Security

Infrastructure Security

Your data is hosted on Amazon Web Services (AWS), the world's most comprehensive and broadly adopted cloud platform. AWS maintains an extensive set of third-party validated security certifications, including:

• SOC 1, SOC 2, and SOC 3 - Independent auditor reports validating security controls
• ISO 27001 - International standard for information security management
• ISO 27017 - Cloud-specific security controls
• ISO 27018 - Protection of personal data in the cloud
• PCI DSS Level 1 - Payment card industry data security standard

These certifications are assessed by independent third-party auditors and demonstrate AWS's commitment to maintaining the highest security standards.

Data Protection

Your data is stored on AWS's secure and redundant infrastructure. Files are stored on redundant EBS volumes with snapshot backups taken daily and stored in remote regions for an extra layer of protection. All data stored in the database is written to multiple availability zones in real-time for high availability. Databases are also continuously backed up and capable of point-in-time recovery in addition to daily snapshots.

The network is protected by a firewall and uses a combination of AWS security tools and Cloudflare to protect against intrusion and DDoS attacks.

Encryption

Your data is always transmitted and stored using industry-standard encryption:

• In Transit - All data is encrypted using TLS 1.2 or higher
• At Rest - All stored data is encrypted using AES-256 encryption

Physical Security

AWS data centers feature multiple layers of physical security, including:

• 24/7 security staff and video surveillance
• Multi-factor access controls
• Unmarked facilities in non-descript locations
• Environmental controls for fire detection and suppression

Database servers are configured with real-time automatic failover in case of hardware failure. All backups are restricted to their respective regions (US or EU) to meet data residency requirements.

Software Updates

All servers are configured to automatically install the latest security updates and patches, ensuring protection against known vulnerabilities.

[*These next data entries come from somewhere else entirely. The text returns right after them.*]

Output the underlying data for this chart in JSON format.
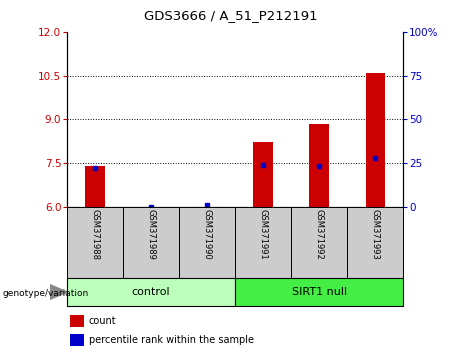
{
  "title": "GDS3666 / A_51_P212191",
  "samples": [
    "GSM371988",
    "GSM371989",
    "GSM371990",
    "GSM371991",
    "GSM371992",
    "GSM371993"
  ],
  "red_values": [
    7.42,
    6.0,
    6.0,
    8.22,
    8.85,
    10.6
  ],
  "blue_values": [
    7.35,
    6.0,
    6.08,
    7.45,
    7.42,
    7.68
  ],
  "ylim_left": [
    6,
    12
  ],
  "ylim_right": [
    0,
    100
  ],
  "yticks_left": [
    6,
    7.5,
    9,
    10.5,
    12
  ],
  "yticks_right": [
    0,
    25,
    50,
    75,
    100
  ],
  "bar_color": "#cc0000",
  "dot_color": "#0000cc",
  "groups": [
    {
      "label": "control",
      "indices": [
        0,
        1,
        2
      ],
      "color": "#bbffbb"
    },
    {
      "label": "SIRT1 null",
      "indices": [
        3,
        4,
        5
      ],
      "color": "#44ee44"
    }
  ],
  "group_label_prefix": "genotype/variation",
  "legend_items": [
    {
      "label": "count",
      "color": "#cc0000"
    },
    {
      "label": "percentile rank within the sample",
      "color": "#0000cc"
    }
  ],
  "tick_color_left": "#cc0000",
  "tick_color_right": "#0000cc",
  "bar_bottom": 6.0,
  "sample_box_color": "#cccccc",
  "fig_bg": "white"
}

Microsoft Government Cloud Environments

HelpSpot supports Microsoft 365 government cloud environments via OAuth and the Microsoft Graph API. Supported environments include:

• Microsoft 365 U.S. Government GCC - Government Community Cloud for federal, state, and local agencies
• Microsoft 365 U.S. Government GCC High - Higher-impact environment meeting ITAR and DFARS requirements
• Microsoft 365 U.S. Government DoD - Department of Defense environment meeting DoD SRG IL5 requirements

Each environment uses distinct OAuth and Graph API endpoints. HelpSpot connects to the correct government-specific endpoints for your tenant, so your email integration works without routing traffic through commercial Microsoft services.

Billing Information

All credit card information is stored and processed by Stripe, a PCI DSS Level 1 certified payment processor. HelpSpot never stores or has access to your full credit card details.